A large majority of those surveyed — legal and illegal — said they experienced increasing hostility as a result of efforts to curb illegal immigration and punish employers who hire unauthorized immigrant workers. In the survey, 61 percent of Latinos who were American citizens and 66 percent of those who were legal immigrants said discrimination had become a major problem for them.
In an interview in Phoenix on Wednesday, Yolanda, a 45-year-old illegal immigrant from Mexico who did not participate in the survey, said that she had started to think of going home, after 13 years in the United States. Before November, she was sending at least $400 a month to Mexico City to support her three children. This year she can manage only $300 every two months, she said.
Yolanda, who asked that her last name not be published because of her immigration status, said her trouble stemmed from the crackdown on hiring of illegal immigrants, fewer jobs and higher prices.

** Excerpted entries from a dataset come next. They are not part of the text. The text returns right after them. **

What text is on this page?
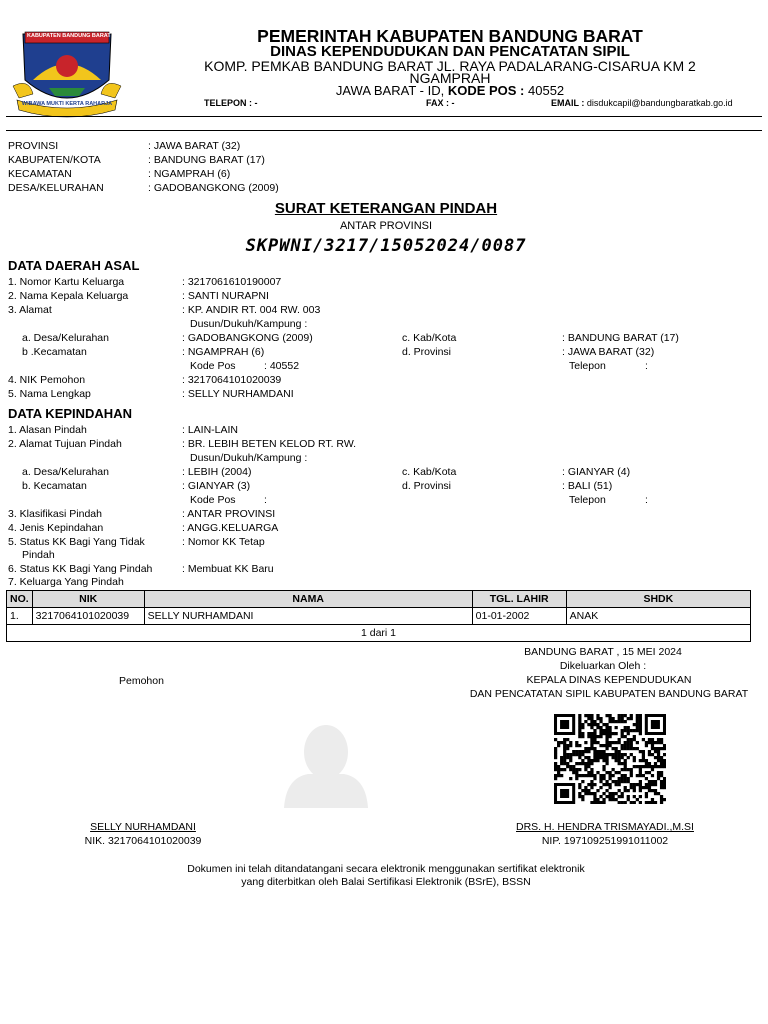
KABUPATEN BANDUNG BARAT
WIBAWA MUKTI KERTA RAHARJA
PEMERINTAH KABUPATEN BANDUNG BARAT
DINAS KEPENDUDUKAN DAN PENCATATAN SIPIL
KOMP. PEMKAB BANDUNG BARAT JL. RAYA PADALARANG-CISARUA KM 2
NGAMPRAH
JAWA BARAT - ID, KODE POS : 40552
TELEPON : -	FAX : -	EMAIL : disdukcapil@bandungbaratkab.go.id
PROVINSI	: JAWA BARAT (32)
KABUPATEN/KOTA	: BANDUNG BARAT (17)
KECAMATAN	: NGAMPRAH (6)
DESA/KELURAHAN	: GADOBANGKONG (2009)
SURAT KETERANGAN PINDAH
ANTAR PROVINSI
SKPWNI/3217/15052024/0087
DATA DAERAH ASAL
1. Nomor Kartu Keluarga	: 3217061610190007
2. Nama Kepala Keluarga	: SANTI NURAPNI
3. Alamat	: KP. ANDIR RT. 004 RW. 003
Dusun/Dukuh/Kampung :
a. Desa/Kelurahan	: GADOBANGKONG (2009)	c. Kab/Kota	: BANDUNG BARAT (17)
b .Kecamatan	: NGAMPRAH (6)	d. Provinsi	: JAWA BARAT (32)
Kode Pos	: 40552	Telepon	:
4. NIK Pemohon	: 3217064101020039
5. Nama Lengkap	: SELLY NURHAMDANI
DATA KEPINDAHAN
1. Alasan Pindah	: LAIN-LAIN
2. Alamat Tujuan Pindah	: BR. LEBIH BETEN KELOD RT. RW.
Dusun/Dukuh/Kampung :
a. Desa/Kelurahan	: LEBIH (2004)	c. Kab/Kota	: GIANYAR (4)
b. Kecamatan	: GIANYAR (3)	d. Provinsi	: BALI (51)
Kode Pos	:	Telepon	:
3. Klasifikasi Pindah	: ANTAR PROVINSI
4. Jenis Kepindahan	: ANGG.KELUARGA
5. Status KK Bagi Yang Tidak
Pindah
: Nomor KK Tetap
6. Status KK Bagi Yang Pindah	: Membuat KK Baru
7. Keluarga Yang Pindah
NO.	NIK	NAMA	TGL. LAHIR	SHDK
1.	3217064101020039	SELLY NURHAMDANI	01-01-2002	ANAK
1 dari 1				
BANDUNG BARAT , 15 MEI 2024
Dikeluarkan Oleh :
KEPALA DINAS KEPENDUDUKAN
DAN PENCATATAN SIPIL KABUPATEN BANDUNG BARAT
Pemohon
SELLY NURHAMDANI
NIK. 3217064101020039
DRS. H. HENDRA TRISMAYADI.,M.SI
NIP. 197109251991011002
Dokumen ini telah ditandatangani secara elektronik menggunakan sertifikat elektronik
yang diterbitkan oleh Balai Sertifikasi Elektronik (BSrE), BSSN
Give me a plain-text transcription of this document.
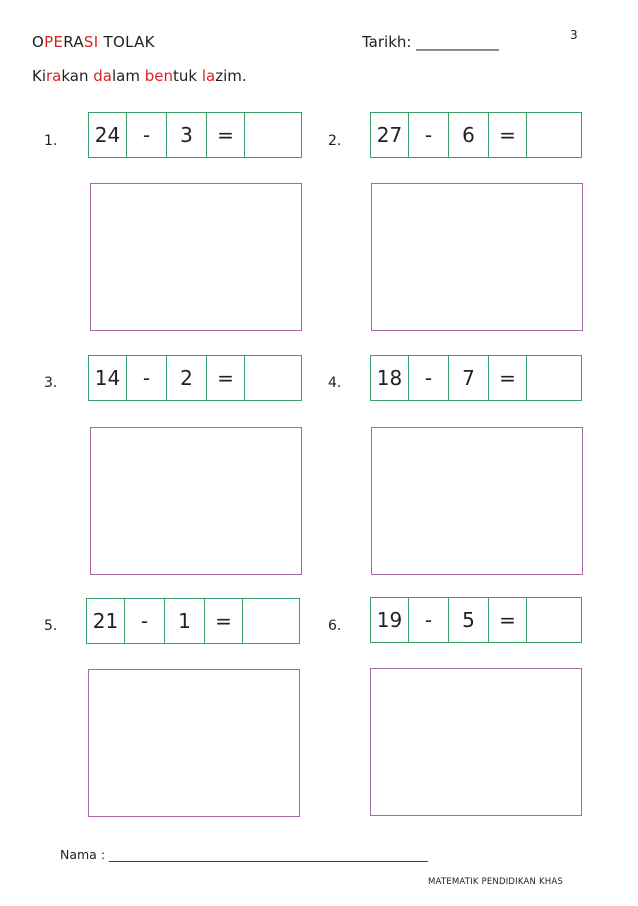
OPERASI TOLAK	Tarikh: ___________	3
Kirakan dalam bentuk lazim.
1. 24	-	3	=	2. 27	-	6	=
3. 14	-	2	=	4. 18	-	7	=
5. 21	-	1	=	6. 19	-	5	=
Nama : ___________________________________________________
MATEMATIK PENDIDIKAN KHAS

“We can’t keep up with expenses and also send money,” she said in Spanish. “If you can’t even eat, what’s the point? This is the worst it’s been, because we’ve never not had enough for food and our bills.”
Mexico, which received $24.7 billion in remittances last year, will be hardest hit by the decrease. The majority of the families of an estimated 3.2 million immigrants who will no longer receive transfers are in Mexico, Mr. Terry, the bank official, said.
Jonathan Higuera contributed reporting from Phoenix, and Elisabeth Malkin from Mexico.